The film started out reminding me of Raymond Carver’s short story “Neighbors” (a housesitter secretly and steadily integrates himself into his absent neighbors’ lives), evolved into a silent love story, and concluded in a dream-reality out of Haruki Murakami. The protagonist doesn’t speak a word of dialogue until the final minutes of the film, yet he’s highly memorable in his role. I don’t understand why it can’t be easier for American filmmakers to integrate such elements into their films to make them better, treating audiences intelligently and having them follow excitingly new, impossible-to-expect storylines and actions, instead of leading stock characters down plotlines that have been used and reused until they’re threadless and transparent. Anway, good show, Ki-duk.

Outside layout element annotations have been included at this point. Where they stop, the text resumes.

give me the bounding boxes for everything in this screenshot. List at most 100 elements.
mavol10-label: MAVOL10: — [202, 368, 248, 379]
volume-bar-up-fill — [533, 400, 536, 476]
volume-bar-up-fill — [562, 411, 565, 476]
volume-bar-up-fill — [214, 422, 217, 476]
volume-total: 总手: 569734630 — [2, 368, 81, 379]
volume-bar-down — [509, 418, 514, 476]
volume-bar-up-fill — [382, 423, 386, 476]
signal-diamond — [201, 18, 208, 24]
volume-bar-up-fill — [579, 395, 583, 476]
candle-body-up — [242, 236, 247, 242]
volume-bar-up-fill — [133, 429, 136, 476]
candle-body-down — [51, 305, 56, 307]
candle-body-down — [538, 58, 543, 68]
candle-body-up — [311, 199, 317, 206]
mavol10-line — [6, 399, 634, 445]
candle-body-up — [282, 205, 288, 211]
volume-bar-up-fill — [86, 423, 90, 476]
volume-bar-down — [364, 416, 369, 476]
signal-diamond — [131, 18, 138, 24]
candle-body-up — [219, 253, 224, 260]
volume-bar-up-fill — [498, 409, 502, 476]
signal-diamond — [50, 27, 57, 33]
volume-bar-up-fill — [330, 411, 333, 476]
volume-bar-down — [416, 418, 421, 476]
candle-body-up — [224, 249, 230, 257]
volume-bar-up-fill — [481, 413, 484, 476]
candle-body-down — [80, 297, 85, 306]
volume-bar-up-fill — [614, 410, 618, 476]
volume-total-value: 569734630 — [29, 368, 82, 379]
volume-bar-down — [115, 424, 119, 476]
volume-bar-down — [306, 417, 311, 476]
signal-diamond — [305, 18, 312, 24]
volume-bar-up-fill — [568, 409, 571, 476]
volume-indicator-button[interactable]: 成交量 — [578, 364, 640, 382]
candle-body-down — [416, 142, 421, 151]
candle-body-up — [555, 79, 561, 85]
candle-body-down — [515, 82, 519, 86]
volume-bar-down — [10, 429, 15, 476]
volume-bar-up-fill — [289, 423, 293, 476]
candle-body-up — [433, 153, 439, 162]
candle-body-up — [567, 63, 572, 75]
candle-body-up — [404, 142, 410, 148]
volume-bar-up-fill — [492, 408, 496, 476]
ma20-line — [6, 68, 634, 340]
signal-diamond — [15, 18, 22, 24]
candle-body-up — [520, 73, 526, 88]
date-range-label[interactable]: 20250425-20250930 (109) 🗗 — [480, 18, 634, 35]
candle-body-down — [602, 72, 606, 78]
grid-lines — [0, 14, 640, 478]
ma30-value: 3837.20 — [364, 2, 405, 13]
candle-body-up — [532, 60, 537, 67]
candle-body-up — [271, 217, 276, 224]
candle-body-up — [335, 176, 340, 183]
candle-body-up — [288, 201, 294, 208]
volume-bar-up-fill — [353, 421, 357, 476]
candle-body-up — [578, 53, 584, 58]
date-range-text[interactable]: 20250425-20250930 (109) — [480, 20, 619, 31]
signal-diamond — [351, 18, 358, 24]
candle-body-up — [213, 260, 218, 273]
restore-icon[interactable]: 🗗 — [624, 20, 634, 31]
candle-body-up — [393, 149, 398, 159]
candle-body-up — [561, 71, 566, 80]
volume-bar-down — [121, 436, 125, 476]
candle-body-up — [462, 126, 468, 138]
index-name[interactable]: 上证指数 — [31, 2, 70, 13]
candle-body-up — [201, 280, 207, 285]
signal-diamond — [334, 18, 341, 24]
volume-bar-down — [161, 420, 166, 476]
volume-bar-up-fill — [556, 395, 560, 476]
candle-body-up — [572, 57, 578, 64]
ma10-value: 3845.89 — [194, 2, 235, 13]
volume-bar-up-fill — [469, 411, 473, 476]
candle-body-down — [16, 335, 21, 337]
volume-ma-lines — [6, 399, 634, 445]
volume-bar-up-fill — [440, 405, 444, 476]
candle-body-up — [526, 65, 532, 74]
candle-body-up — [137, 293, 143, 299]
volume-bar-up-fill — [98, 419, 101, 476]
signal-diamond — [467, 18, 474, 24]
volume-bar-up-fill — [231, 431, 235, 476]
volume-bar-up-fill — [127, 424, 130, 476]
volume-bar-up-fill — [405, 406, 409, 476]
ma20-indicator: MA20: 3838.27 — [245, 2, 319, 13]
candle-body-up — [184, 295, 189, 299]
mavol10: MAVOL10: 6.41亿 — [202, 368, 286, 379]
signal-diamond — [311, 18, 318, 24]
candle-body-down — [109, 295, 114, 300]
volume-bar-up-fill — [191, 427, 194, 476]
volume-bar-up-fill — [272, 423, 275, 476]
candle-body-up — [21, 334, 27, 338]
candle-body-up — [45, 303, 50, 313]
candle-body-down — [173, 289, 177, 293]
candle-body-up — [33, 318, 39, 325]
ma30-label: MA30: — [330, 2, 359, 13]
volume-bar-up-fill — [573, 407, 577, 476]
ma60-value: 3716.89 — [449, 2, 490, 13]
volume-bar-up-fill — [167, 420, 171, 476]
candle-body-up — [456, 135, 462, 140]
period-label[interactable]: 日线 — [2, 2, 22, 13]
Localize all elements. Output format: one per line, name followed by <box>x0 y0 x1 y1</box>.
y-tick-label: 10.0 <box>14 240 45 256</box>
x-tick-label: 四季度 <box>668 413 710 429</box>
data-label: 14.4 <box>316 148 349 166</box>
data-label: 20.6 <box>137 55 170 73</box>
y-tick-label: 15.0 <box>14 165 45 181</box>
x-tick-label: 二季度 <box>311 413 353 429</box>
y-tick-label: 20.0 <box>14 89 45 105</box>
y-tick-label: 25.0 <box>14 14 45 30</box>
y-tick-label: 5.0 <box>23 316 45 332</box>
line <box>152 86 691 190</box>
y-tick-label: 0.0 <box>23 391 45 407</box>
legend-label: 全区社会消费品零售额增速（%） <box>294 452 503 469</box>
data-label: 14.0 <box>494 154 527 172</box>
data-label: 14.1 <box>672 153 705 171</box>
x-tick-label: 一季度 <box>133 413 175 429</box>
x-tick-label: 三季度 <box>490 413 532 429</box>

The heavy-duty mysticism awoke in us a renewed craving for Guinness so we walked over to the Brazen Head, which I had read was the oldest pub in Dublin, and which Dana fairly warned me was “very touristy.” How touristy can it be, I wondered. Answer: very touristy. The “olde-style” facade and jutting flagpoles reminded me of Medieval Times, although I don’t think it was quite that bad. As it was nearing dinner time, most folks were eating in the outer courtyard, leaving the bar nearly empty for us and our pints. We reviewed the success of the trip to date and discussed the remainder. As a testament to the touristy-ness, taped-up dollar bills wallpaper the bar’s walls, each Sharpied with an autograph or a message, with lots of entertaining misspellings of Guinness. Speaking of which, on the wall, I spotted a handsome framed certificate from the Guinness Book of World Records that seemed to prove the “oldest pub” claim isn’t precisely true—it notes, “This is to certify that an inn has stood on the site of the Brazen Head Inn, Lower Bridge Street, Dublin, since the late 12th century.” I’m pretty sure there’s still a designation between “inn” and “pub.” But I suppose the point is, if you head to the Brazen Head expecting restrained and ancient grandeur, you should instead go someplace like Mulligan’s, which has only been around since 1782, but which actual Irish people drink at.
By now we were hungry, so we ventured out from Dublin to Howth, to El Paso Restaurant for spot-on Mexican food and sangria.